En medio de las incertidumbres que acompañan a quienes llegan a Medellín en busca de atención médica, existe un lugar donde la compasión y el cuidado se convierten en un bálsamo para el alma: La Casa del Buen Dios. Desde su fundación en 1961 por Tulia Uribe Jaramillo y Monseñor Alfonso Uribe Jaramillo, esta entidad sin ánimo de lucro ha sido un hogar de paso que ofrece alojamiento seguro, alimentación balanceada y acompañamiento a pacientes y sus familias durante su estadía en la ciudad.  

Con dos sedes ubicadas en el barrio Prado Centro —una para adultos y otra para menores—, La Casa del Buen Dios brinda más que servicios básicos; ofrece un entorno donde cada persona es acogida con dignidad y respeto, independientemente de su origen o situación económica.
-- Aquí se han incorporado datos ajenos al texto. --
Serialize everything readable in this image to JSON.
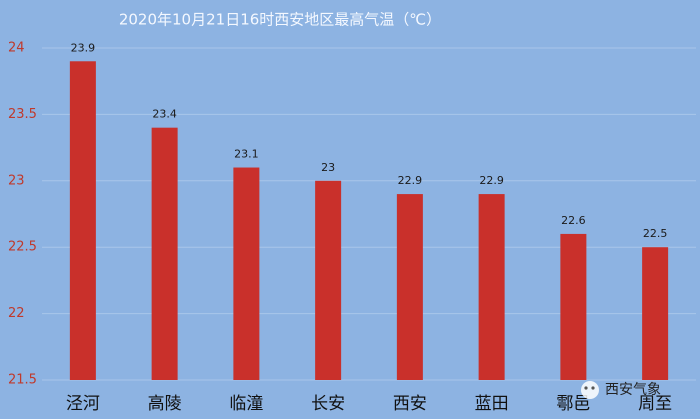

El equipo humano que la conforma trabaja incansablemente para aliviar las cargas emocionales y físicas de quienes enfrentan momentos difíciles, proporcionando no solo cuidados materiales, sino también un acompañamiento espiritual y emocional que fortalece el espíritu. 

En la Fundación Fraternidad Medellín, creemos en el poder de la solidaridad y el apoyo mutuo. Por ello, a través de nuestra línea de acción Ayudar a Ayudar, respaldamos desde hace 42 años la labor de La Casa del Buen Dios, conscientes de que al fortalecer a organizaciones comprometidas con el bienestar de los más vulnerables, contribuimos a construir una sociedad más justa y compasiva. 

Cada historia que transcurre en La Casa del Buen Dios es un testimonio de resiliencia y esperanza. Es un recordatorio de que, incluso en los momentos más oscuros, la luz de la empatía y el amor puede guiar el camino hacia la recuperación y la paz interior. Nos enorgullece ser parte de esta misión y continuar apoyando iniciativas que, como esta, transforman vidas y siembran semillas de esperanza en nuestra comunidad.